21. Bölüm

2.8K 324 108
                                    

Hatice Hanım, oğluyla patronunun ardından kapanan kapıya bakmaya devam eden kızına, "Gonca?" diye seslendi. Duyulmak endişesiyle sesi fısır fısırdı. "Ne dedi Hakan Bey, ha? Ne dedi?"  

Gonca oralı olmayınca Hatice Hanım sinirle sesini yükseltti. 

"Kime diyorum ben?... Gonca!" 

Gonca; önce böğrünü dürten dirseğe, ardından da onun sahibine baktı. 

"Bir şey mi dedin anne?" 

"Evet, dedim de senin aklın bir karış havada! Ne oldu? Yoksa Hakan Bey işi kabul etmen için seni ikna mı etti?"

Gonca şaşkınlıkla, "Yoo, hayır! Neden böyle düşündün ki?" dedi.

Hatice Hanım omzunu silkti. 

"Ne bileyim? Hakan Bey, istediğini alamamış bir adama göre bana pek bir neşeli göründü."

Gonca, annesine nasıl bir karşılık vermesi gerektiğini bilemeyerek başını eğdi. Yemekte, yol boyunca, hatta asansörde birçok şey düşünmüştü ama bir kez olsun bu gece yaşananları annesine nasıl açıklayacağını düşünmemişti ve tabii Mert'e. 

"Aman Allah'ım, Mert!" diye içten içe çığlık attı.

"Gonca?..."

Gonca, sanki başka türlü çıkartamayacakmış gibi pür dikkat gözlerini diktiği ayakkabılarını  çıkarttıktan sonra annesinin bakışlarından olabildiğince sakınmak için yavaşça, çok yavaşça ve abartılmış bir özenle onları dolaba yerleştirdi. Daha fazla oyalanamayacağı anlayınca derin bir nefes alıp  doğruldu ve annesinin soru dolu bakışlarına, "Lavaboya gitmem lazım!" diyerek karşılık verdi.

"Önce soruma cevap ver! Hakan Bey ne dedi?"

"Anne, ellerin hamur içinde! Sen mutfağa geç; ben lavaboya gidip, bir duş alıp hemen geliyorum!"

Hatice Hanım, ona cevap hakkı tanımadan odasına doğru koşturan kızının ardından, "Acele et!" diye bağırdı. Başını sallayarak mutfağa giderken de, "Bir şey var da hadi hayırlısı!" diyerek mırıldanıyordu.  

Gonca, üstündekileri çıkarıp kapının arkasındaki askıya astı. 

Giydiği şeyleri yeniden dolaba koyamamak gibi bir huyu vardı. Temizlerle pisleri bir araya getirmiyordu ve bir kıyafet bir kez bile olsa giyilmişse o, Gonca'ya göre "pis" sınıfına giriyordu. Bu yüzden kapısının arkasına takılı askı, üst üste kıyafetle dolu olurdu ve Hatice Hanım Gonca'nın odasına her girdiğinde kıyafetlerin ağırlığıyla normalden daha fazla güç gerektirerek açılan kapıya bakıp iki çift laf ederdi. Gonca, sırf bu yüzden oradaki yığınağı azaltmak için bazen sadece bir gün giydiği şeyleri bile yıkardı ki işte o zaman Hatice Hanım, sadece laf etmekle kalmaz, sinirden deliye dönerdi. 

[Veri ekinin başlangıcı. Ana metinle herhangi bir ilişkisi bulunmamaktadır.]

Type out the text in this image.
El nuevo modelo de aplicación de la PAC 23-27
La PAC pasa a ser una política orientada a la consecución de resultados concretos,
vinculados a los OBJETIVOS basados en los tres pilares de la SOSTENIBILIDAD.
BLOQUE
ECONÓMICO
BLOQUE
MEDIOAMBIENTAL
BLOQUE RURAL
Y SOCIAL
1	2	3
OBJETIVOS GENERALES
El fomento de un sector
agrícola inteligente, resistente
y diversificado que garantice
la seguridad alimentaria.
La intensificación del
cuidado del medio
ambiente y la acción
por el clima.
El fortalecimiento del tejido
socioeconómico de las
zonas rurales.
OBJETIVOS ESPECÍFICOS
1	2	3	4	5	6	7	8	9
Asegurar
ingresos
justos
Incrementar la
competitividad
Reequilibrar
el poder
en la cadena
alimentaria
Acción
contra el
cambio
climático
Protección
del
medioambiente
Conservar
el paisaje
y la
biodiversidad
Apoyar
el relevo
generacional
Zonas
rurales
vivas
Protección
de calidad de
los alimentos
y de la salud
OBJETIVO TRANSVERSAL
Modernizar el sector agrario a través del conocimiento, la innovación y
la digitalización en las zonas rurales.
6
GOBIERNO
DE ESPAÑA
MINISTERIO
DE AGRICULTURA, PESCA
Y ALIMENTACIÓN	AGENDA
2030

"Yazık günah!" derdi. "O kadar su, elektrik, deterjan! Bir de sözüm ona küresel ısınma denilen şeyden bahsedip duruyorsun! İnsan hiç, bir kere giydiği kıyafeti yıkar mı?"

"İyi de yıkamazsam da kızıyorsun!"

"Tabii kızarım! Kapının arkasını doldurmuşsun üst üste, üst üste!... Neymiş o öyle? Kapın neredeyse açılmayacak!"

Bu konuşma, genelde, Gonca'nın, "Abartma anne!" diye homurdanması, Hatice Hanım'ın da, "Aha şimdi abartmayı gösteririm sana!" diyerek elini havada şaplak atacakmış gibi sallamasıyla son bulurdu.

Gonca, banyoya geçip musluğu açtığında annesine ne diyeceğini düşünüyordu. Israrla "iş yemeği" deyip durduğu yemeğin ortasında evlilik teklifi aldığını ona nasıl açıklayacaktı? "Daha da kötüsü" diye düşündü. "İki aydır ısrarla arkasından homurdanıp durduğum adama neredeyse 'Tamam' dediğimi nasıl açıklayacağım?"